MAP provides a picture of Australia's progress by presenting a range of statistical measures that demonstrate change, grouped under three broad domains: the society, the economy and the environment.
Within these broad domains several dimensions are addressed, such as health and work within the social domain, national income within the economic domain, and biodiversity within the environmental domain.
Within each dimension there are a range of statistical measures presented, known as progress indicators. These indicators together tell a story about the extent of progress within that dimension.
The indicators directly address the notion of progress, but other measures are also included that provide context for the progress information. In addition, for some dimensions information that relate to specific groups of interest, such as older people, men and women, or Aboriginal and Torres Strait Islander peoples is included.
Headline and Supplementary Dimensions
Altogether, MAP has seventeen headline dimensions of progress. These dimensions reflect key aspects of life and are considered important in assessing whether life in Australia is getting better.
In addition, there are five supplementary dimensions. Although not given headline status, these are included in MAP in recognition of their relevance to the progress story.
For a full list of dimensions and indicators see Appendix A.

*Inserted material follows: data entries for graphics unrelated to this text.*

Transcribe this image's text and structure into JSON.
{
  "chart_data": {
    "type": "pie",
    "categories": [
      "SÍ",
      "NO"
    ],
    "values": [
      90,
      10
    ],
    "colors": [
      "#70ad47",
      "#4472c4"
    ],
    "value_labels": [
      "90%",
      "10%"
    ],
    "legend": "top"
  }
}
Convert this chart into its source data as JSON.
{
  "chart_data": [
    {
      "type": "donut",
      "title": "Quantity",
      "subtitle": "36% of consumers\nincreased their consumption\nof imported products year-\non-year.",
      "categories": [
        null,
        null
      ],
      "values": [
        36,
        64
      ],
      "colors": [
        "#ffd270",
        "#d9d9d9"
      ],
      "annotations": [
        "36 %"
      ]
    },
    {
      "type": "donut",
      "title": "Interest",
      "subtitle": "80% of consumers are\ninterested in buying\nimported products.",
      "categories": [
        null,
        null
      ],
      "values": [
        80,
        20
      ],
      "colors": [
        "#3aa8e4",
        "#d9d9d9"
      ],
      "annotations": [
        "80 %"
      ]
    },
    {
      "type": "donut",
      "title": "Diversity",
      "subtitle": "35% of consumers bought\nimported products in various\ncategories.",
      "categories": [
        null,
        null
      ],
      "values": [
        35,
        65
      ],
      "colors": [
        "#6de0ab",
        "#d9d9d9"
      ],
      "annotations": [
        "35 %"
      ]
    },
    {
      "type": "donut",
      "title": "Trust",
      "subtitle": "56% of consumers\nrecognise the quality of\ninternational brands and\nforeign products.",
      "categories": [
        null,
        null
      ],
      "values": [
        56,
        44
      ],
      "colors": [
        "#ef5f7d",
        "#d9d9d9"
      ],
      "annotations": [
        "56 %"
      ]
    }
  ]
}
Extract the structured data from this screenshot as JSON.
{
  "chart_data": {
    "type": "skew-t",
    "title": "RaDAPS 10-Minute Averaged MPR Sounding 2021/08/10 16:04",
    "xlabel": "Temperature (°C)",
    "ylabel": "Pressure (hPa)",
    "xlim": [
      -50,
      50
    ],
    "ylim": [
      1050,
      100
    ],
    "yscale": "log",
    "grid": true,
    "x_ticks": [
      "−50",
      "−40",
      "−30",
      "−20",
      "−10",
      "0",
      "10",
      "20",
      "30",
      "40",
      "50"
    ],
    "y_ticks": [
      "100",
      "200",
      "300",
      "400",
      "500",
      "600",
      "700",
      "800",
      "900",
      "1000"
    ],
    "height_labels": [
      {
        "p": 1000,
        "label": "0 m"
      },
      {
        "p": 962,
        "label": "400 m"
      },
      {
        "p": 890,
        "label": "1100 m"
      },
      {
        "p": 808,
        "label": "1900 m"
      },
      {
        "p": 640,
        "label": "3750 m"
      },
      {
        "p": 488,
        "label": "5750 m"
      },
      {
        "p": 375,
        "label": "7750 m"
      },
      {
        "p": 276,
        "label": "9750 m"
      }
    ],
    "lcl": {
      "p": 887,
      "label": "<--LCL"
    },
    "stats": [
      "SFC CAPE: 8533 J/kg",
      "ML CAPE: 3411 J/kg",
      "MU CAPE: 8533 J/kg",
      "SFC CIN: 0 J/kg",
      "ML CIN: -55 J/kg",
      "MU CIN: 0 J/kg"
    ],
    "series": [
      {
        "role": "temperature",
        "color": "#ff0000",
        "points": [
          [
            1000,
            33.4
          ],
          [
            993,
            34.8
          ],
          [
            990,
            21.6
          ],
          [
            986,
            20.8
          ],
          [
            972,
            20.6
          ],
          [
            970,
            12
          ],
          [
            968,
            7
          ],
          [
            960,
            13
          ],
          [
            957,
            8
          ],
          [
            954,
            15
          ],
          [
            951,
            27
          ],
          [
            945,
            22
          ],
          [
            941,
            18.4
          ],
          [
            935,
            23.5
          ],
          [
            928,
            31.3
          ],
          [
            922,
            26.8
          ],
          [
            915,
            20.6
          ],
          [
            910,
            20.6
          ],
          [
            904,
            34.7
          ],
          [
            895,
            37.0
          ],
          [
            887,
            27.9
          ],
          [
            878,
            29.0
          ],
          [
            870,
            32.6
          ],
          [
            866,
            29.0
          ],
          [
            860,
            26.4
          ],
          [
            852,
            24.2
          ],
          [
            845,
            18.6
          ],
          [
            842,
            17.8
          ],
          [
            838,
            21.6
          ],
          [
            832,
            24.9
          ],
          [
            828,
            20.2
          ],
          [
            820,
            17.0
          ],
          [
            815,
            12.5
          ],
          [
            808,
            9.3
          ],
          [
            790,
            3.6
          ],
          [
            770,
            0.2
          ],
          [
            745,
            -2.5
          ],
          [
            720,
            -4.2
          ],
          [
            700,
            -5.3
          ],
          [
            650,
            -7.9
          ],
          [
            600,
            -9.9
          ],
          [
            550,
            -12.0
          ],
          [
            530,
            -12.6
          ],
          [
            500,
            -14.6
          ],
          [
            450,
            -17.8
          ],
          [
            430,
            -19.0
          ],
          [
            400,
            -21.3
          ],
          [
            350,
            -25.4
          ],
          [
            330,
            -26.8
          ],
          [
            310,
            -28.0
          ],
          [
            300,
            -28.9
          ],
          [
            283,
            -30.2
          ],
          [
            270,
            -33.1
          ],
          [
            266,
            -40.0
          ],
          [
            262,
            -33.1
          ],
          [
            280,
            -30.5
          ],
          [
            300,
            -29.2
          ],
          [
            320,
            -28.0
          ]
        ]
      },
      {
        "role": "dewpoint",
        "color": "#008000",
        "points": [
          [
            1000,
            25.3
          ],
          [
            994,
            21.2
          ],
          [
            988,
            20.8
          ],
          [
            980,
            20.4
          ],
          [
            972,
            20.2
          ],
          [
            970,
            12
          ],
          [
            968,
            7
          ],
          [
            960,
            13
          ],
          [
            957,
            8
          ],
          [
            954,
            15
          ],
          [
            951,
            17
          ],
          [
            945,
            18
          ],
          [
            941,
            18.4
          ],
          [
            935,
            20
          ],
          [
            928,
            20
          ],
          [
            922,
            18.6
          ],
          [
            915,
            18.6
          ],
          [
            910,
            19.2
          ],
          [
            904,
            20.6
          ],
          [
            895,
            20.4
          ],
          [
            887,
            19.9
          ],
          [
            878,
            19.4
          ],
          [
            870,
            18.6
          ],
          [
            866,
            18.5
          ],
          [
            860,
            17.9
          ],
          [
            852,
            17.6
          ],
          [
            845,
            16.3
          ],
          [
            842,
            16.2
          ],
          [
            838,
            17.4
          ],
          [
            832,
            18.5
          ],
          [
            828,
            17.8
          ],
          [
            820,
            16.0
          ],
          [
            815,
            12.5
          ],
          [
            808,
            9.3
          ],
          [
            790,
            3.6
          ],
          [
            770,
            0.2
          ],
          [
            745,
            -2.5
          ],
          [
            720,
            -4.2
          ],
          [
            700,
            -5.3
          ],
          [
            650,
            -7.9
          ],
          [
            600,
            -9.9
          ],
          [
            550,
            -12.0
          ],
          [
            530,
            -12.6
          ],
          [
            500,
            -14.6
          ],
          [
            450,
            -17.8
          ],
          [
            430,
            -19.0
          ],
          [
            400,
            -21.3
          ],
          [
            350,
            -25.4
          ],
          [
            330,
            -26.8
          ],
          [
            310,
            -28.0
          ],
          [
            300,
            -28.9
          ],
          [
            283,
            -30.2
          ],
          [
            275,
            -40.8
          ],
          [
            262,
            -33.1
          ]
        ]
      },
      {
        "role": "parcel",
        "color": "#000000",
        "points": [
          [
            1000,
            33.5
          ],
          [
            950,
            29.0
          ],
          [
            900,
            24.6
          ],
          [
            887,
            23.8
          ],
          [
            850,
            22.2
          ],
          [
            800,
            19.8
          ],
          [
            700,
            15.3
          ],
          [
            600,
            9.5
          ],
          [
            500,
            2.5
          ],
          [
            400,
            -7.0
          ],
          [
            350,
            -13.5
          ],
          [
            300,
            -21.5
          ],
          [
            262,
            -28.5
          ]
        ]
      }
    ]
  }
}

This information provides important context to the information summarised in the headline and supplementary indicators. For example, the health dimension headline indicator tells us how long the average Australian is expected to live for, whereas the contextual information provides details on the quality of life such as the number of people living with a disability or the leading causes of death. The contextual information draws out some of the key points underlying the data.
This part of the product is useful for those who relate more easily to text than graphs.
Population Group Information
Rates of progress may differ between various subgroups of the Australian population. Where possible we have included state and territory differences, age and sex differences, data on Aboriginal and Torres Strait Islander peoples and international comparisons. Our commentary draws attention to differences that are particularly noticeable.
International comparison, References and Glossary
International comparisons for the headline and/or supplementary indicator(s) are included for each dimension, where possible. This information is important as it shows where Australia sits internationally.
In addition, every dimension has a list of references and a glossary to explain the terms used in the text.